Antoine Geraci – Soixante ans après l'avoir fui, Joseph dit Giuseppe dit Pèpé revient à Griseterre, un village qu'il ne reconnaît pas, alors qu'il l'a quitté au moment où des changements politiques majeurs se mettaient en place. Ce pays semble être la France, une France qui aurait cédé à quelques démons. Construit en un immense flash-back, "Pèpé" relate les conditions du départ puis du retour au pays d'un gamin qui a vu quelque chose qu'il n'aurait pas dû. Ce qui aurait pu lui coûter la vie.
C'est pourtant avec une légèreté grivoise que l'intrigue débute, avec en particulier ces deux garçons qui matent la mère Chwiler, au physique imposant, en train de passer du bon temps avec son amant. Peu à peu, pourtant, l'intrigue vire au sombre. Tout commence par l'expression de la xénophobie décomplexée de l'instituteur Pardon, qui ne retient pas ses coups face à ses élèves italiens, et Pèpé en particulier.
Des extrémistes de plus en plus caricaturaux
Ce versant sombre de la personnalité de certains personnages apparaît progressivement au fil des pages: il y a des flics ripoux, des notables qui haïssent l'étranger. Et, on l'apprend enfin, ces gens – surtout des hommes, on le remarque, comme si eux seuls pouvaient se fourvoyer ainsi – sont réunis sous l'étiquette partisane des "Nouvellistes", partisans d'une nouvelle France débarrassée de ses étrangers, si nécessaire en les éliminant physiquement. Il y a un côté caricatural dans la description de ce groupuscule aux idées encore plus sombres que celles des nazis, concentrant sans concession ce que l'extrême-droite en général peut sécréter de pire.
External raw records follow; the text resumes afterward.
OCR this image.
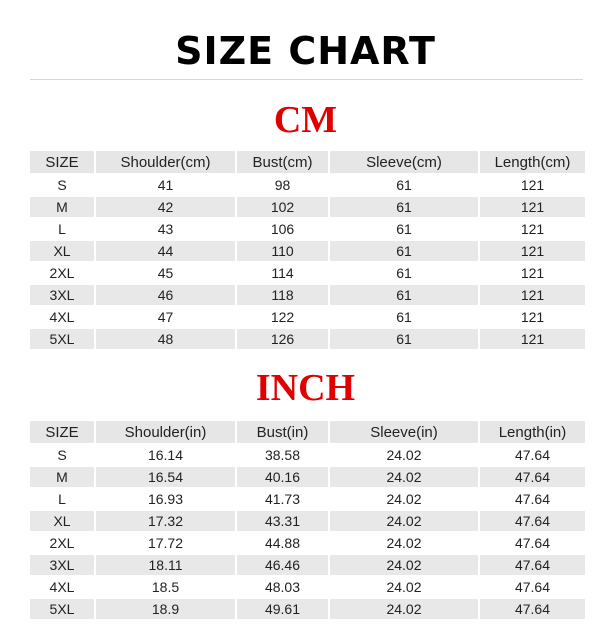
SIZE CHART
CM
SIZE	Shoulder(cm)	Bust(cm)	Sleeve(cm)	Length(cm)
S	41	98	61	121
M	42	102	61	121
L	43	106	61	121
XL	44	110	61	121
2XL	45	114	61	121
3XL	46	118	61	121
4XL	47	122	61	121
5XL	48	126	61	121
INCH
SIZE	Shoulder(in)	Bust(in)	Sleeve(in)	Length(in)
S	16.14	38.58	24.02	47.64
M	16.54	40.16	24.02	47.64
L	16.93	41.73	24.02	47.64
XL	17.32	43.31	24.02	47.64
2XL	17.72	44.88	24.02	47.64
3XL	18.11	46.46	24.02	47.64
4XL	18.5	48.03	24.02	47.64
5XL	18.9	49.61	24.02	47.64
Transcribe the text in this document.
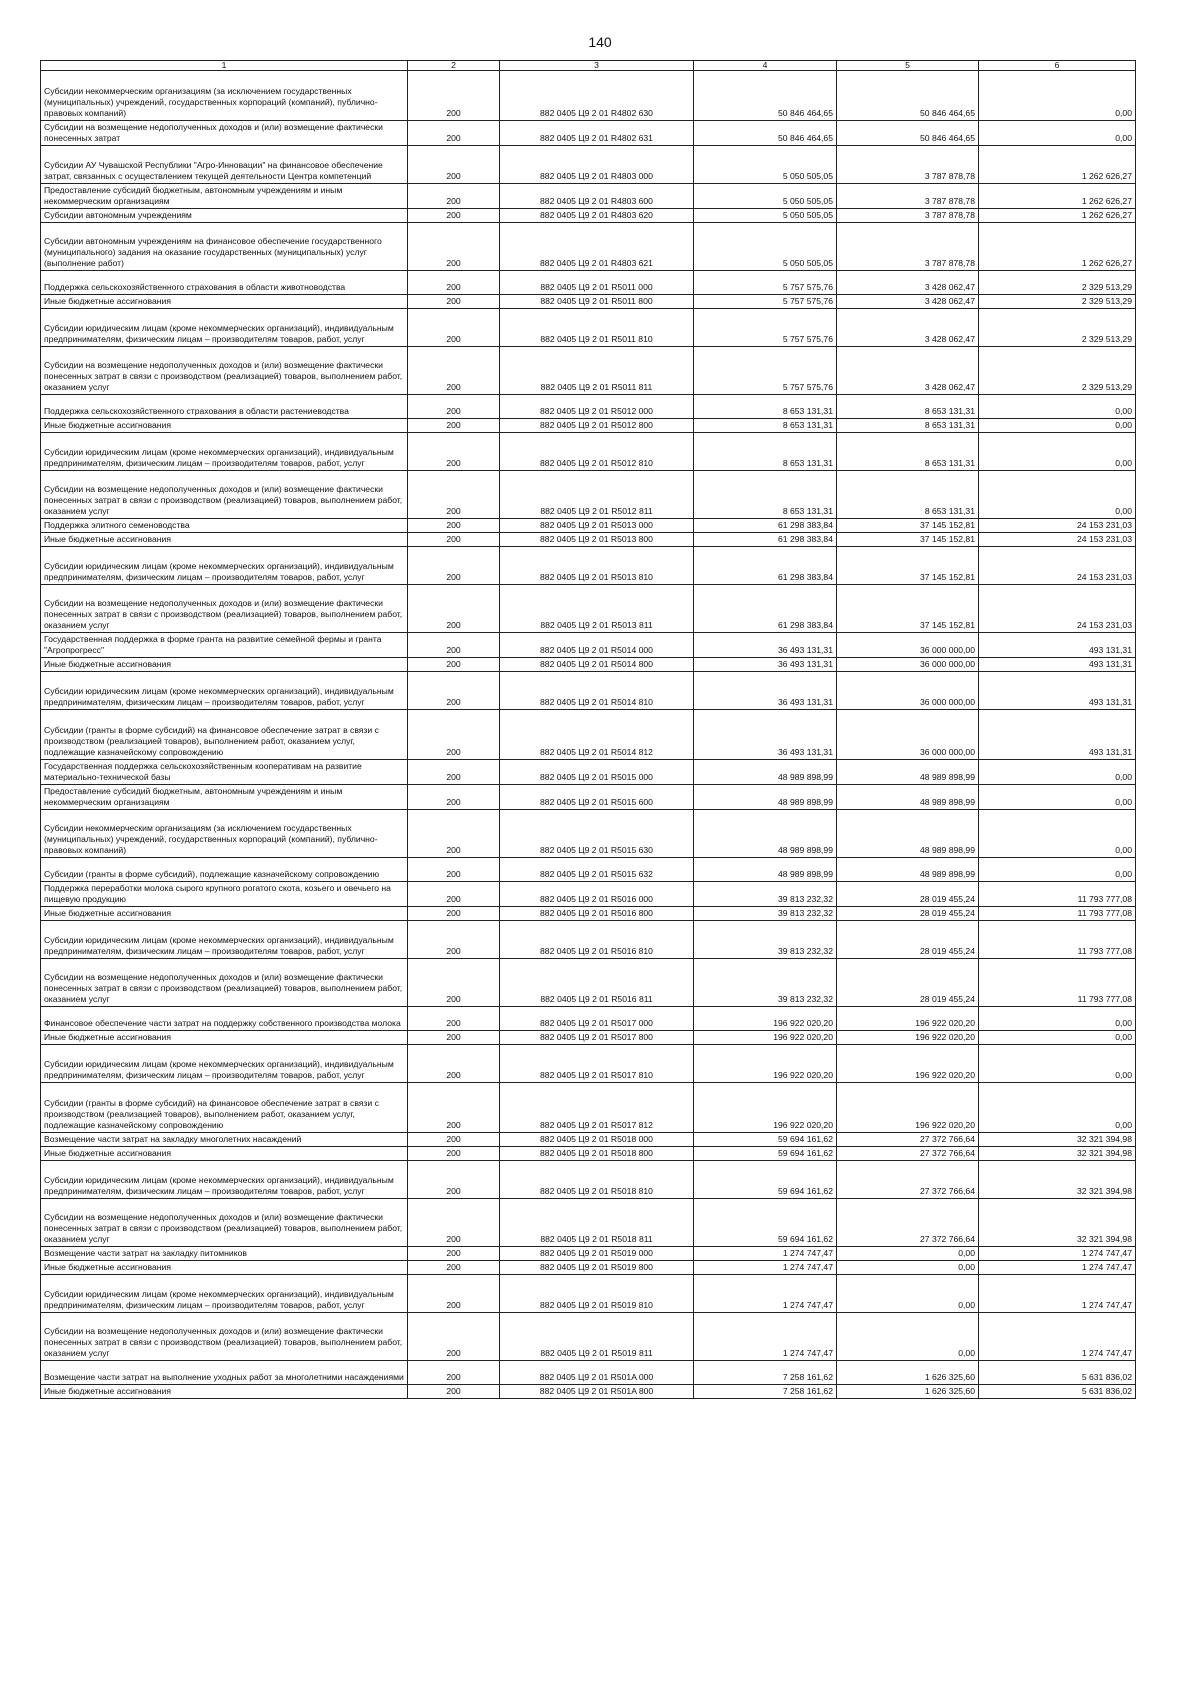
140
1	2	3	4	5	6
Субсидии некоммерческим организациям (за исключением государственных (муниципальных) учреждений, государственных корпораций (компаний), публично-правовых компаний)	200	882 0405 Ц9 2 01 R4802 630	50 846 464,65	50 846 464,65	0,00
Субсидии на возмещение недополученных доходов и (или) возмещение фактически понесенных затрат	200	882 0405 Ц9 2 01 R4802 631	50 846 464,65	50 846 464,65	0,00
Субсидии АУ Чувашской Республики "Агро-Инновации" на финансовое обеспечение затрат, связанных с осуществлением текущей деятельности Центра компетенций	200	882 0405 Ц9 2 01 R4803 000	5 050 505,05	3 787 878,78	1 262 626,27
Предоставление субсидий бюджетным, автономным учреждениям и иным некоммерческим организациям	200	882 0405 Ц9 2 01 R4803 600	5 050 505,05	3 787 878,78	1 262 626,27
Субсидии автономным учреждениям	200	882 0405 Ц9 2 01 R4803 620	5 050 505,05	3 787 878,78	1 262 626,27
Субсидии автономным учреждениям на финансовое обеспечение государственного (муниципального) задания на оказание государственных (муниципальных) услуг (выполнение работ)	200	882 0405 Ц9 2 01 R4803 621	5 050 505,05	3 787 878,78	1 262 626,27
Поддержка сельскохозяйственного страхования в области животноводства	200	882 0405 Ц9 2 01 R5011 000	5 757 575,76	3 428 062,47	2 329 513,29
Иные бюджетные ассигнования	200	882 0405 Ц9 2 01 R5011 800	5 757 575,76	3 428 062,47	2 329 513,29
Субсидии юридическим лицам (кроме некоммерческих организаций), индивидуальным предпринимателям, физическим лицам – производителям товаров, работ, услуг	200	882 0405 Ц9 2 01 R5011 810	5 757 575,76	3 428 062,47	2 329 513,29
Субсидии на возмещение недополученных доходов и (или) возмещение фактически понесенных затрат в связи с производством (реализацией) товаров, выполнением работ, оказанием услуг	200	882 0405 Ц9 2 01 R5011 811	5 757 575,76	3 428 062,47	2 329 513,29
Поддержка сельскохозяйственного страхования в области растениеводства	200	882 0405 Ц9 2 01 R5012 000	8 653 131,31	8 653 131,31	0,00
Иные бюджетные ассигнования	200	882 0405 Ц9 2 01 R5012 800	8 653 131,31	8 653 131,31	0,00
Субсидии юридическим лицам (кроме некоммерческих организаций), индивидуальным предпринимателям, физическим лицам – производителям товаров, работ, услуг	200	882 0405 Ц9 2 01 R5012 810	8 653 131,31	8 653 131,31	0,00
Субсидии на возмещение недополученных доходов и (или) возмещение фактически понесенных затрат в связи с производством (реализацией) товаров, выполнением работ, оказанием услуг	200	882 0405 Ц9 2 01 R5012 811	8 653 131,31	8 653 131,31	0,00
Поддержка элитного семеноводства	200	882 0405 Ц9 2 01 R5013 000	61 298 383,84	37 145 152,81	24 153 231,03
Иные бюджетные ассигнования	200	882 0405 Ц9 2 01 R5013 800	61 298 383,84	37 145 152,81	24 153 231,03
Субсидии юридическим лицам (кроме некоммерческих организаций), индивидуальным предпринимателям, физическим лицам – производителям товаров, работ, услуг	200	882 0405 Ц9 2 01 R5013 810	61 298 383,84	37 145 152,81	24 153 231,03
Субсидии на возмещение недополученных доходов и (или) возмещение фактически понесенных затрат в связи с производством (реализацией) товаров, выполнением работ, оказанием услуг	200	882 0405 Ц9 2 01 R5013 811	61 298 383,84	37 145 152,81	24 153 231,03
Государственная поддержка в форме гранта на развитие семейной фермы и гранта "Агропрогресс"	200	882 0405 Ц9 2 01 R5014 000	36 493 131,31	36 000 000,00	493 131,31
Иные бюджетные ассигнования	200	882 0405 Ц9 2 01 R5014 800	36 493 131,31	36 000 000,00	493 131,31
Субсидии юридическим лицам (кроме некоммерческих организаций), индивидуальным предпринимателям, физическим лицам – производителям товаров, работ, услуг	200	882 0405 Ц9 2 01 R5014 810	36 493 131,31	36 000 000,00	493 131,31
Субсидии (гранты в форме субсидий) на финансовое обеспечение затрат в связи с производством (реализацией товаров), выполнением работ, оказанием услуг, подлежащие казначейскому сопровождению	200	882 0405 Ц9 2 01 R5014 812	36 493 131,31	36 000 000,00	493 131,31
Государственная поддержка сельскохозяйственным кооперативам на развитие материально-технической базы	200	882 0405 Ц9 2 01 R5015 000	48 989 898,99	48 989 898,99	0,00
Предоставление субсидий бюджетным, автономным учреждениям и иным некоммерческим организациям	200	882 0405 Ц9 2 01 R5015 600	48 989 898,99	48 989 898,99	0,00
Субсидии некоммерческим организациям (за исключением государственных (муниципальных) учреждений, государственных корпораций (компаний), публично-правовых компаний)	200	882 0405 Ц9 2 01 R5015 630	48 989 898,99	48 989 898,99	0,00
Субсидии (гранты в форме субсидий), подлежащие казначейскому сопровождению	200	882 0405 Ц9 2 01 R5015 632	48 989 898,99	48 989 898,99	0,00
Поддержка переработки молока сырого крупного рогатого скота, козьего и овечьего на пищевую продукцию	200	882 0405 Ц9 2 01 R5016 000	39 813 232,32	28 019 455,24	11 793 777,08
Иные бюджетные ассигнования	200	882 0405 Ц9 2 01 R5016 800	39 813 232,32	28 019 455,24	11 793 777,08
Субсидии юридическим лицам (кроме некоммерческих организаций), индивидуальным предпринимателям, физическим лицам – производителям товаров, работ, услуг	200	882 0405 Ц9 2 01 R5016 810	39 813 232,32	28 019 455,24	11 793 777,08
Субсидии на возмещение недополученных доходов и (или) возмещение фактически понесенных затрат в связи с производством (реализацией) товаров, выполнением работ, оказанием услуг	200	882 0405 Ц9 2 01 R5016 811	39 813 232,32	28 019 455,24	11 793 777,08
Финансовое обеспечение части затрат на поддержку собственного производства молока	200	882 0405 Ц9 2 01 R5017 000	196 922 020,20	196 922 020,20	0,00
Иные бюджетные ассигнования	200	882 0405 Ц9 2 01 R5017 800	196 922 020,20	196 922 020,20	0,00
Субсидии юридическим лицам (кроме некоммерческих организаций), индивидуальным предпринимателям, физическим лицам – производителям товаров, работ, услуг	200	882 0405 Ц9 2 01 R5017 810	196 922 020,20	196 922 020,20	0,00
Субсидии (гранты в форме субсидий) на финансовое обеспечение затрат в связи с производством (реализацией товаров), выполнением работ, оказанием услуг, подлежащие казначейскому сопровождению	200	882 0405 Ц9 2 01 R5017 812	196 922 020,20	196 922 020,20	0,00
Возмещение части затрат на закладку многолетних насаждений	200	882 0405 Ц9 2 01 R5018 000	59 694 161,62	27 372 766,64	32 321 394,98
Иные бюджетные ассигнования	200	882 0405 Ц9 2 01 R5018 800	59 694 161,62	27 372 766,64	32 321 394,98
Субсидии юридическим лицам (кроме некоммерческих организаций), индивидуальным предпринимателям, физическим лицам – производителям товаров, работ, услуг	200	882 0405 Ц9 2 01 R5018 810	59 694 161,62	27 372 766,64	32 321 394,98
Субсидии на возмещение недополученных доходов и (или) возмещение фактически понесенных затрат в связи с производством (реализацией) товаров, выполнением работ, оказанием услуг	200	882 0405 Ц9 2 01 R5018 811	59 694 161,62	27 372 766,64	32 321 394,98
Возмещение части затрат на закладку питомников	200	882 0405 Ц9 2 01 R5019 000	1 274 747,47	0,00	1 274 747,47
Иные бюджетные ассигнования	200	882 0405 Ц9 2 01 R5019 800	1 274 747,47	0,00	1 274 747,47
Субсидии юридическим лицам (кроме некоммерческих организаций), индивидуальным предпринимателям, физическим лицам – производителям товаров, работ, услуг	200	882 0405 Ц9 2 01 R5019 810	1 274 747,47	0,00	1 274 747,47
Субсидии на возмещение недополученных доходов и (или) возмещение фактически понесенных затрат в связи с производством (реализацией) товаров, выполнением работ, оказанием услуг	200	882 0405 Ц9 2 01 R5019 811	1 274 747,47	0,00	1 274 747,47
Возмещение части затрат на выполнение уходных работ за многолетними насаждениями	200	882 0405 Ц9 2 01 R501A 000	7 258 161,62	1 626 325,60	5 631 836,02
Иные бюджетные ассигнования	200	882 0405 Ц9 2 01 R501A 800	7 258 161,62	1 626 325,60	5 631 836,02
En dévoilant peu à peu ce monde idéologique dont l'auteur souligne fortement le caractère détestable, violent et délétère, il en expose aussi le caractère progressivement contagieux, à la manière d'un "Rhinocéros" d'Eugène Ionesco.
Franc-maçonnerie, imparfaite mais au taquet
En face, et là aussi c'est par touches progressives que ce camp apparaît, l'écrivain place la franc-maçonnerie, société discrète plutôt que secrète, qui va susciter quelques attractions chez de jeunes personnages qui ne marchent pas dans l'ambiance xénophobe ambiante – certains ayant eux-mêmes été victimes d'italophobie. On pense notamment à Paolo, plus intéressé par ses lectures que par la foi en Dieu, au désespoir de sa famille d'adoption venue de Sicile, attachée aux traditions.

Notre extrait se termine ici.